Well first of all, they are going to build a block chain, not use the Blockchhain (bitcoin) or comparable network. They are going to build it themselves in a lab in India. 

So the same company that has a network currently that doesn't work for shit it going to make another one with bastardized technology instead of using the only one that actually works and this is suppose to be a good thing?

 They are doing a pilot in Europe and inviting a few banks to participate.

"Through the use of smart contracts and blockchains I believe we can create a fast, compliant and low-cost interbank payment and settlement service, with embedded regional compliance," wrote Hendrik Kleinsmiede, co-founder of Visa Europe Collab

Visa plans to use settlement platform Interbit to see if their block-chain creation can reduce costs and expects this proof-of-concept project to wrap up within 3 to 4 months.

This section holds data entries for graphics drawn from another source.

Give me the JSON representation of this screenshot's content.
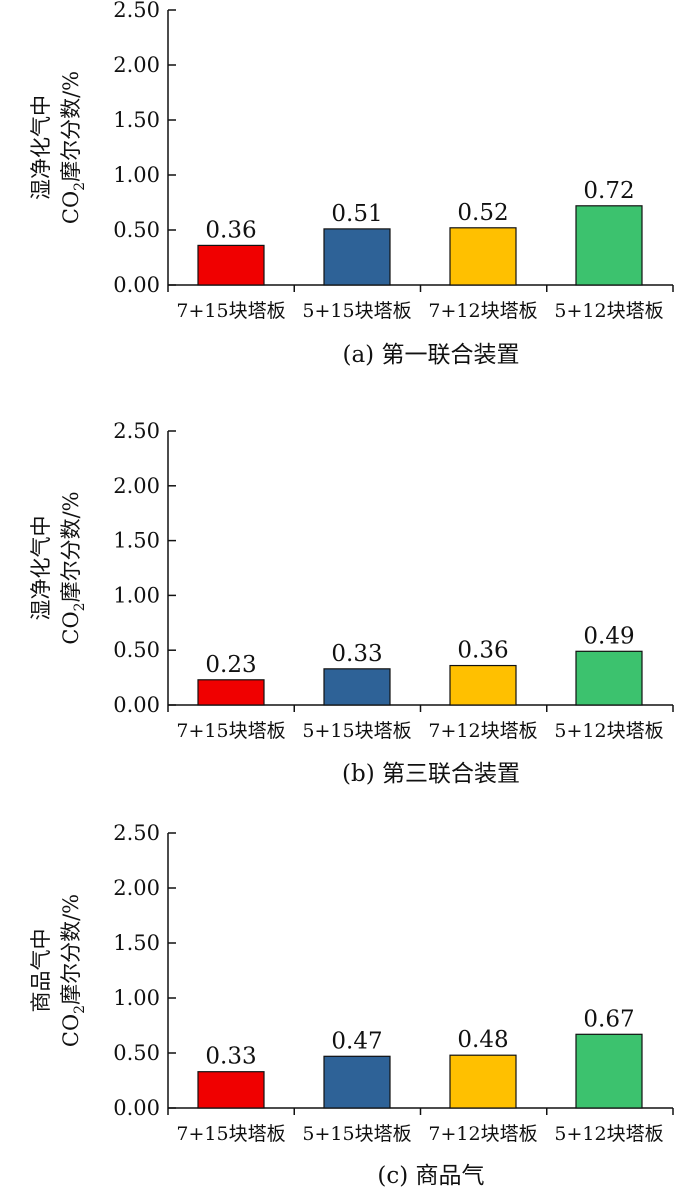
{
  "colors": [
    "#f00000",
    "#2e6297",
    "#ffc000",
    "#3cc26e"
  ],
  "chart_data": [
    {
      "type": "bar",
      "categories": [
        "7+15块塔板",
        "5+15块塔板",
        "7+12块塔板",
        "5+12块塔板"
      ],
      "values": [
        0.36,
        0.51,
        0.52,
        0.72
      ],
      "value_labels": [
        "0.36",
        "0.51",
        "0.52",
        "0.72"
      ],
      "ylim": [
        0,
        2.5
      ],
      "yticks": [
        "0.00",
        "0.50",
        "1.00",
        "1.50",
        "2.00",
        "2.50"
      ],
      "ylabel_line1": "湿净化气中",
      "ylabel_line2": "CO",
      "ylabel_sub": "2",
      "ylabel_rest": "摩尔分数/%",
      "caption": "(a) 第一联合装置"
    },
    {
      "type": "bar",
      "categories": [
        "7+15块塔板",
        "5+15块塔板",
        "7+12块塔板",
        "5+12块塔板"
      ],
      "values": [
        0.23,
        0.33,
        0.36,
        0.49
      ],
      "value_labels": [
        "0.23",
        "0.33",
        "0.36",
        "0.49"
      ],
      "ylim": [
        0,
        2.5
      ],
      "yticks": [
        "0.00",
        "0.50",
        "1.00",
        "1.50",
        "2.00",
        "2.50"
      ],
      "ylabel_line1": "湿净化气中",
      "ylabel_line2": "CO",
      "ylabel_sub": "2",
      "ylabel_rest": "摩尔分数/%",
      "caption": "(b) 第三联合装置"
    },
    {
      "type": "bar",
      "categories": [
        "7+15块塔板",
        "5+15块塔板",
        "7+12块塔板",
        "5+12块塔板"
      ],
      "values": [
        0.33,
        0.47,
        0.48,
        0.67
      ],
      "value_labels": [
        "0.33",
        "0.47",
        "0.48",
        "0.67"
      ],
      "ylim": [
        0,
        2.5
      ],
      "yticks": [
        "0.00",
        "0.50",
        "1.00",
        "1.50",
        "2.00",
        "2.50"
      ],
      "ylabel_line1": "商品气中",
      "ylabel_line2": "CO",
      "ylabel_sub": "2",
      "ylabel_rest": "摩尔分数/%",
      "caption": "(c) 商品气"
    }
  ]
}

So let's get this straight. 

Visa, a network that takes a payment from a bank issued card splattered with holographic imagery, magnetic encoding, and EMV chips containing access information to a consumers personal information and funding account, through an electronic reader with its own security in place and purchased by the merchant who has to have not one, but two accounts, that being a business account and a merchant account he/she never sees or touches, then with all of the above sends the payment information through another company (the processor) to one bank, who then settles the payment over the course of the next 24 hours to 3 days only to send it to another account and then to the actual business account of the merchant who has no guarantee he or she was paid, even if they are paid and the money is in the account. 

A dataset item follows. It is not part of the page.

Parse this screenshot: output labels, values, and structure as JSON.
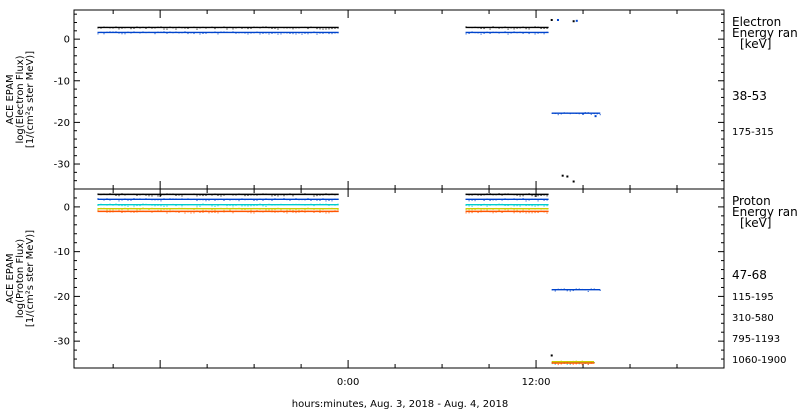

This being up to 6 months and even 2 years in some jurisdictions that the merchant then has to keep a receipt stored someplace for the next several years in the event of a chargeback. Meaning at any given time the product or service that they were paid for may be reversed through this same network resulting in the ultimate loss of product and/or time of the merchant who ends up paying for everything all while Visa and all of the other parties involve enjoy a nice percentage of the sale regardless if the merchant ends up getting paid or not. In some cases they are even charged an additional fee for getting the reversal in the first place.

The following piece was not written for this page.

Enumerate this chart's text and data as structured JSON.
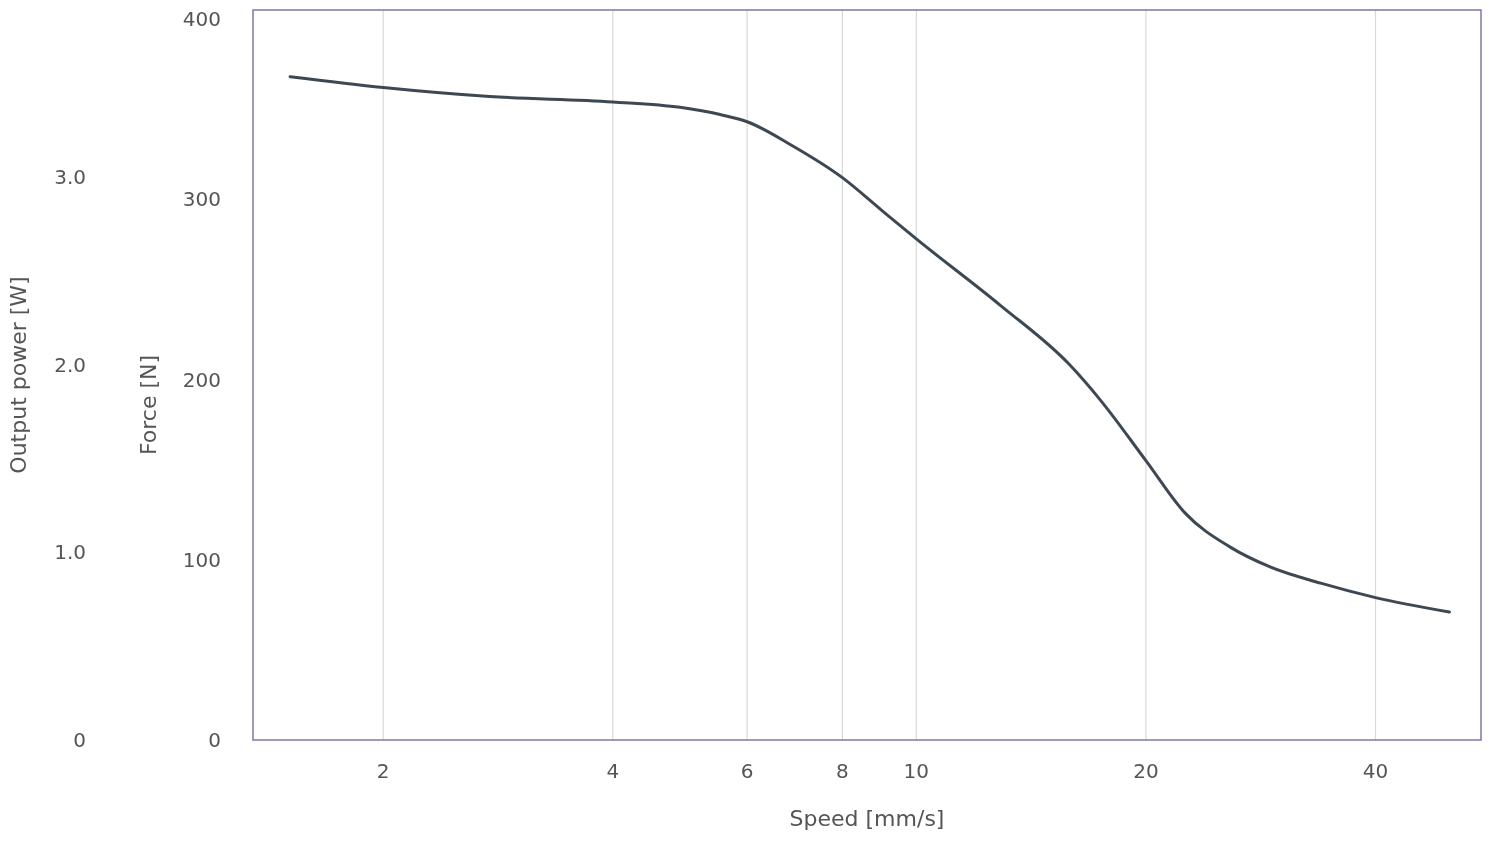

How is a homegrown Visa blockchain going to solve that? 

That's the real problem with the Visa network. Who cares if Visa gets to make more money by saving some with blockchain. Blockchain was created to make a transaction irreversible and something tells me that Visa intends to leave that little part (one of the most important parts) out of its abomination.

The sad thing is that irresponsible people lose their cards or are careless, then call their bank to get fraudulent charges reversed. Regardless of the fact that it was their fault to begin with, they can do this. The bank certainly isn't going to take any responsibility and demand payment back ultimately sucking the funds out of the merchants bank account back to the consumer who messed up in the first place.

The processor nor Visa is going to take responsibility and do as instructed to make it all happen. So who gets stuck with the bill? The merchant.

The overpriced Visa commercials never tell you about that little gem now do they? Nor do the banks. They all make it sound like they are taking on the bad guys but all they are doing is sticking the merchant with the bill because that party is generally too small to take on a bank, Visa, or companies llike PayPal and can do little to nothing about it.

You can certainly "dispute" it. It does work once in a while but don't hold your breath and don't get too excited about this news of Visa's homemade blockchain.

It's nothing more than a way for the rich and powerful banks and payment companies to become more rich and powerful while blaming everyone else but themselves for their flawed systems.